# Home made knock off coconut bars like Oskri help.



## Chicky2 (May 29, 2002)

Has anyone made bars at home like the Oskri coconut bars? I got the plain ones down w/just unsweetened coconut and brown rice syrup. I decided to try to make fruity ones by using up some of my home made jam (I know, not as healthy but using up what I've got and thinking ahead about my gift basket making). I used dark sweet cherry jam and coconut. Not sticky enough. So I added some brown rice syrup. Much better, but still a bit crumbly. I'm sure I can add some more brown rice syrup to make them more sticky next time.
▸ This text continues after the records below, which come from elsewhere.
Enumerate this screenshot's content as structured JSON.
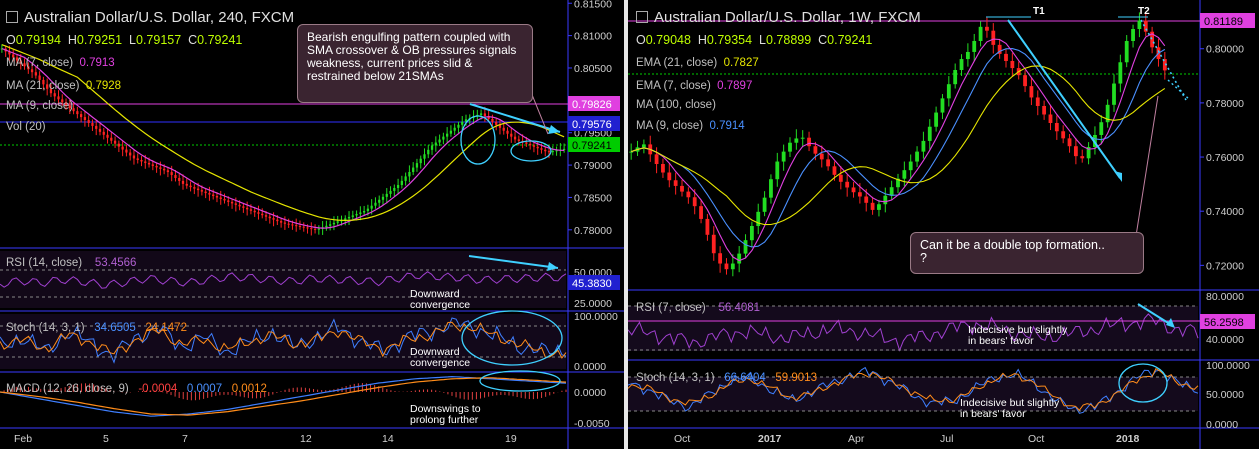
{
  "left": {
    "title": "Australian Dollar/U.S. Dollar, 240, FXCM",
    "ohlc": {
      "o": "0.79194",
      "h": "0.79251",
      "l": "0.79157",
      "c": "0.79241"
    },
    "ma": [
      {
        "label": "MA (7, close)",
        "value": "0.7913",
        "color": "#e040e0"
      },
      {
        "label": "MA (21, close)",
        "value": "0.7928",
        "color": "#e6e600"
      },
      {
        "label": "MA (9, close)",
        "value": "",
        "color": ""
      },
      {
        "label": "Vol (20)",
        "value": "",
        "color": ""
      }
    ],
    "callout": "Bearish engulfing pattern coupled with SMA crossover & OB pressures signals weakness, current prices slid & restrained below 21SMAs",
    "price_ticks": [
      "0.81500",
      "0.81000",
      "0.80500",
      "0.80000",
      "0.79500",
      "0.79000",
      "0.78500",
      "0.78000"
    ],
    "price_tags": [
      {
        "text": "0.79826",
        "bg": "#e040e0",
        "fg": "#ffffff"
      },
      {
        "text": "0.79576",
        "bg": "#2020d0",
        "fg": "#ffffff"
      },
      {
        "text": "0.79241",
        "bg": "#00cc00",
        "fg": "#000000"
      }
    ],
    "rsi": {
      "label": "RSI (14, close)",
      "value": "53.4566",
      "tick_hi": "50.0000",
      "tag": "45.3830",
      "tick_lo": "25.0000",
      "note": "Downward\nconvergence"
    },
    "stoch": {
      "label": "Stoch (14, 3, 1)",
      "k": "34.6505",
      "d": "24.1472",
      "tick_hi": "100.0000",
      "tick_lo": "0.0000",
      "note": "Downward\nconvergence"
    },
    "macd": {
      "label": "MACD (12, 26, close, 9)",
      "v1": "-0.0004",
      "v2": "0.0007",
      "v3": "0.0012",
      "tick_hi": "0.0000",
      "tick_lo": "-0.0050",
      "note": "Downswings to\nprolong further"
    },
    "x_labels": [
      "Feb",
      "5",
      "7",
      "12",
      "14",
      "19"
    ]
  },
  "right": {
    "title": "Australian Dollar/U.S. Dollar, 1W, FXCM",
    "ohlc": {
      "o": "0.79048",
      "h": "0.79354",
      "l": "0.78899",
      "c": "0.79241"
    },
    "ma": [
      {
        "label": "EMA (21, close)",
        "value": "0.7827",
        "color": "#e6e600"
      },
      {
        "label": "EMA (7, close)",
        "value": "0.7897",
        "color": "#e040e0"
      },
      {
        "label": "MA (100, close)",
        "value": "",
        "color": ""
      },
      {
        "label": "MA (9, close)",
        "value": "0.7914",
        "color": "#4a90ff"
      }
    ],
    "markers": [
      "T1",
      "T2"
    ],
    "callout": "Can it be a double top formation..\n?",
    "price_ticks": [
      "0.80000",
      "0.78000",
      "0.76000",
      "0.74000",
      "0.72000"
    ],
    "price_tag": {
      "text": "0.81189",
      "bg": "#e040e0",
      "fg": "#000000"
    },
    "rsi": {
      "label": "RSI (7, close)",
      "value": "56.4081",
      "tick_hi": "80.0000",
      "tag": "56.2598",
      "tick_lo": "40.0000",
      "note": "Indecisive but slightly\nin bears' favor"
    },
    "stoch": {
      "label": "Stoch (14, 3, 1)",
      "k": "66.6404",
      "d": "59.9013",
      "tick_hi": "100.0000",
      "tick_mid": "50.0000",
      "tick_lo": "0.0000",
      "note": "Indecisive but slightly\nin bears' favor"
    },
    "x_labels": [
      "Oct",
      "2017",
      "Apr",
      "Jul",
      "Oct",
      "2018"
    ]
  },
  "chart_data": [
    {
      "type": "line",
      "title": "Australian Dollar/U.S. Dollar, 240, FXCM",
      "y_range": [
        0.7775,
        0.8155
      ],
      "series": [
        {
          "name": "",
          "values": [
            0.808,
            0.806,
            0.804,
            0.801,
            0.799,
            0.797,
            0.795,
            0.793,
            0.791,
            0.79,
            0.789,
            0.787,
            0.786,
            0.785,
            0.784,
            0.783,
            0.782,
            0.781,
            0.7805,
            0.78,
            0.781,
            0.782,
            0.783,
            0.785,
            0.787,
            0.79,
            0.793,
            0.795,
            0.797,
            0.798,
            0.796,
            0.794,
            0.793,
            0.792,
            0.7925
          ]
        }
      ]
    },
    {
      "type": "line",
      "title": "Australian Dollar/U.S. Dollar, 1W, FXCM",
      "y_range": [
        0.712,
        0.818
      ],
      "series": [
        {
          "name": "",
          "values": [
            0.762,
            0.765,
            0.758,
            0.752,
            0.748,
            0.744,
            0.735,
            0.722,
            0.718,
            0.725,
            0.735,
            0.745,
            0.758,
            0.765,
            0.768,
            0.762,
            0.758,
            0.752,
            0.748,
            0.745,
            0.74,
            0.746,
            0.752,
            0.758,
            0.765,
            0.775,
            0.785,
            0.795,
            0.8,
            0.81,
            0.8,
            0.795,
            0.79,
            0.782,
            0.776,
            0.77,
            0.765,
            0.758,
            0.766,
            0.775,
            0.79,
            0.805,
            0.811,
            0.8,
            0.792
          ]
        }
      ]
    }
  ]
}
Has anyone ever made any other similar type bars? Sesame bars maybe? How did you make them?


----------



## onewisemnky (Jun 9, 2011)

I've been looking for a recipe for the Oskri bars as well. What ratio of coconut to rice syrup worked for you? I was thinking of adding some all natural berry flavoring to make the "strawberry" flavored ones. I never thought to use Jam. =) Experimenting seems to be our only alternative since I haven't found any other recipes on the net. I will try to make them with the flavoring and let you know how it goes.


----------



## Chicky2 (May 29, 2002)

I never actually figured out the ratio. I slightly heated the coconut and the syrup and then just kneaded it all together until it felt right and would stick together. Seems to work much better if you warm them.


----------